Après avoir examiné l’état de la population dans les différentes villes du pays, nous allons revenir à la ville qui est au centre de notre étude, Jérusalem. Nous avons dit qu’au début du dix-neuvième siècle, la population de cette ville était de 8.000 à 10.000 habitants. Cette population était répartie en trois communautés: environ 2.000 juifs, 3.000 chrétiens et 4.000 musulmans. La plus petite des trois communautés était donc la communauté juive, composée majoritairement à cette époque de Sépharades. La deuxième est la communauté chrétienne. Il nous faut ici rappeler que la communauté chrétienne est elle-même divisée en six communautés différentes, trois grandes et trois petites. Les plus grandes sont: les Grecs orthodoxes (1000 personnes), les catholiques romains, vraisemblablement restés fidèles au catholicisme depuis l’époque des Croisades (800 personnes) et les Arméniens (500 personnes). Les trois petites communautés sont également très intéressantes: il s’agit des Ethiopiens, des Coptes (des chrétiens d’Egypte) et des Syriens orthodoxes. Chacune de ces communautés compte entre plusieurs dizaines et une centaine d’individus. Chacune possède, encore aujourd’hui, des églises dans la Vieille Ville de Jérusalem. La troisième grande communauté, et numériquement la plus importante au début de dix-neuvième siècle, est donc la communauté musulmane.

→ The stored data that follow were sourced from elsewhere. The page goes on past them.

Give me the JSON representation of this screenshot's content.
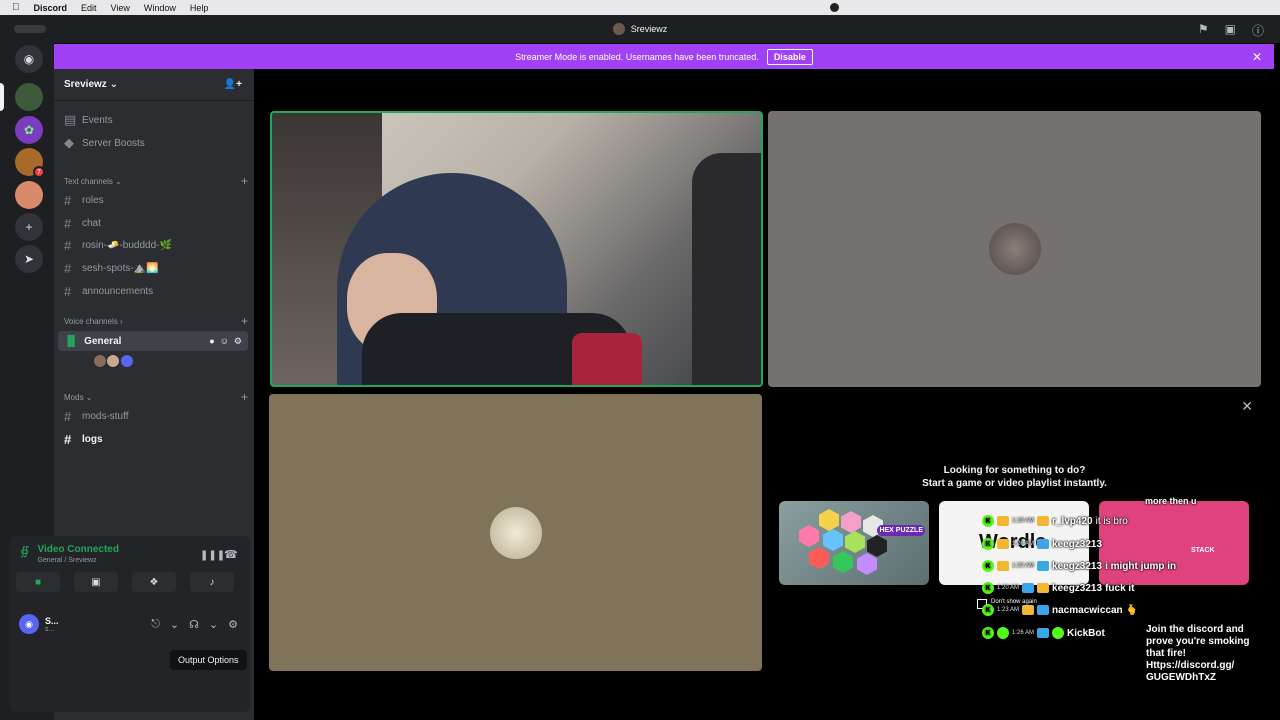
{
  "menubar": {
    "app": "Discord",
    "items": [
      "Edit",
      "View",
      "Window",
      "Help"
    ]
  },
  "window": {
    "title": "Sreviewz"
  },
  "banner": {
    "text": "Streamer Mode is enabled. Usernames have been truncated.",
    "button": "Disable"
  },
  "server": {
    "name": "Sreviewz",
    "top_items": [
      {
        "label": "Events",
        "icon": "calendar-icon"
      },
      {
        "label": "Server Boosts",
        "icon": "boost-icon"
      }
    ],
    "categories": {
      "text": "Text channels",
      "voice": "Voice channels",
      "mods": "Mods"
    },
    "text_channels": [
      "roles",
      "chat",
      "rosin-🧈-budddd-🌿",
      "sesh-spots-⛰️🌅",
      "announcements"
    ],
    "voice_channel": "General",
    "mod_channels": [
      "mods-stuff",
      "logs"
    ]
  },
  "voice_panel": {
    "status": "Video Connected",
    "location": "General / Sreviewz"
  },
  "user": {
    "name": "S...",
    "sub": "s..."
  },
  "tooltip": "Output Options",
  "activity": {
    "heading_line1": "Looking for something to do?",
    "heading_line2": "Start a game or video playlist instantly.",
    "cards": [
      "HEX PUZZLE",
      "Wordle",
      "STACK"
    ]
  },
  "chat": {
    "lines": [
      {
        "user": "r_lvp420",
        "msg": "it is bro",
        "time": "1:19 AM"
      },
      {
        "user": "keegz3213",
        "msg": "",
        "time": "1:20 AM"
      },
      {
        "user": "keegz3213",
        "msg": "i might jump in",
        "time": "1:20 AM"
      },
      {
        "user": "keegz3213",
        "msg": "fuck it",
        "time": "1:20 AM"
      },
      {
        "user": "nacmacwiccan",
        "msg": "🫰",
        "time": "1:23 AM"
      },
      {
        "user": "KickBot",
        "msg": "",
        "time": "1:26 AM"
      }
    ],
    "top_fragment": "more then u",
    "bot_message": "Join the discord and prove you're smoking that fire! Https://discord.gg/ GUGEWDhTxZ",
    "hidden_line": "Don't show again"
  },
  "colors": {
    "accent": "#a041f5",
    "connected": "#23a55a",
    "kick": "#53fc18"
  }
}
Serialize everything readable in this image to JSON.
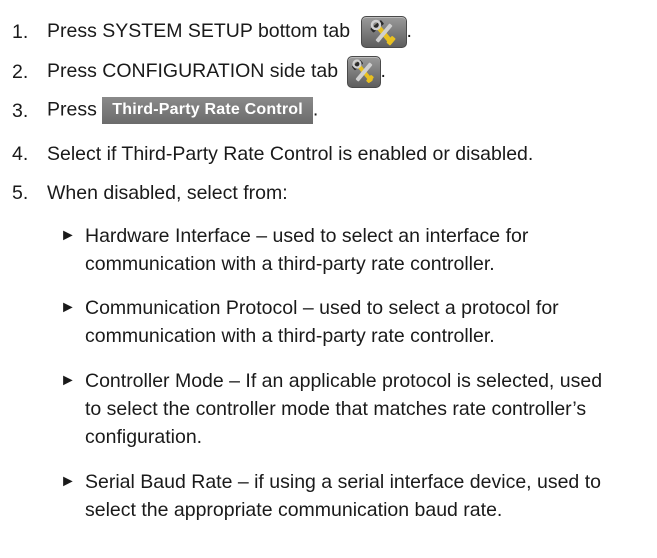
{
  "steps": [
    {
      "number": "1.",
      "text_before": "Press SYSTEM SETUP bottom tab",
      "text_after": ".",
      "icon": "wrench-hammer-icon"
    },
    {
      "number": "2.",
      "text_before": "Press CONFIGURATION side tab",
      "text_after": ".",
      "icon": "wrench-hammer-icon"
    },
    {
      "number": "3.",
      "text_before": "Press",
      "button_label": "Third-Party Rate Control",
      "text_after": "."
    },
    {
      "number": "4.",
      "text": "Select if Third-Party Rate Control is enabled or disabled."
    },
    {
      "number": "5.",
      "text": "When disabled, select from:"
    }
  ],
  "sub_items": [
    {
      "arrow": "►",
      "lines": [
        "Hardware Interface – used to select an interface for",
        "communication with a third-party rate controller."
      ]
    },
    {
      "arrow": "►",
      "lines": [
        "Communication Protocol – used to select a protocol for",
        "communication with a third-party rate controller."
      ]
    },
    {
      "arrow": "►",
      "lines": [
        "Controller Mode – If an applicable protocol is selected, used",
        "to select the controller mode that matches rate controller’s",
        "configuration."
      ]
    },
    {
      "arrow": "►",
      "lines": [
        "Serial Baud Rate – if using a serial interface device, used to",
        "select the appropriate communication baud rate."
      ]
    }
  ]
}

Les chiffres concernant cette communauté sont moins exacts que pour les autres communautés, dans la mesure où ils ne se fondent pas sur des sources provenant de la communauté elle-même, mais il est convenu d’estimer l’importance de la communauté musulmane à 4.000 personnes environ.

Les habitants de Jérusalem vivaient dans la Vieille Ville, qui était entourée de murs et dont on avait coutume de fermer les portes à la tombée de la nuit. Ceux qui arrivaient à la ville après la tombée de la nuit ne pouvaient pas y pénétrer. Le vendredi, jour de prière à la Mosquée Al-‘Aqsa, on fermait les portes à partir de midi. Ainsi, ceux qui arrivaient à Jérusalem le ­vendredi vers midi, devaient attendre le diman­che pour la réouverture des portes. Il y avait un grand nombre de terrains vagues à l’intérieur de la Vieille Ville. Dans le Quartier chrétien, par exemple, l’endroit connu sous le nom de «Mauristân» était un amoncellement de ruines. Sur les cartes du début du dix-neuvième, cet espace est marqué comme étant un jardin potager. Il y avait d’autres terrains inhabités dans le Quartier juif, près des murailles, et dans le secteur situé entre le Mur des Lamentations et la Porte du Fumier (Shahar haAshfot), là où se trouvent actuellement [1980] les fouilles archéologiques du Mur des Lamentations. Dans le Quartier chrétien, près de la muraille, il y avait également des espaces vides, de même que dans le Quartier musulman. Du point de vue de l’hygiène, de la salubrité, de l’habitat et des conditions de vie en général, l’état de la ville était déplorable.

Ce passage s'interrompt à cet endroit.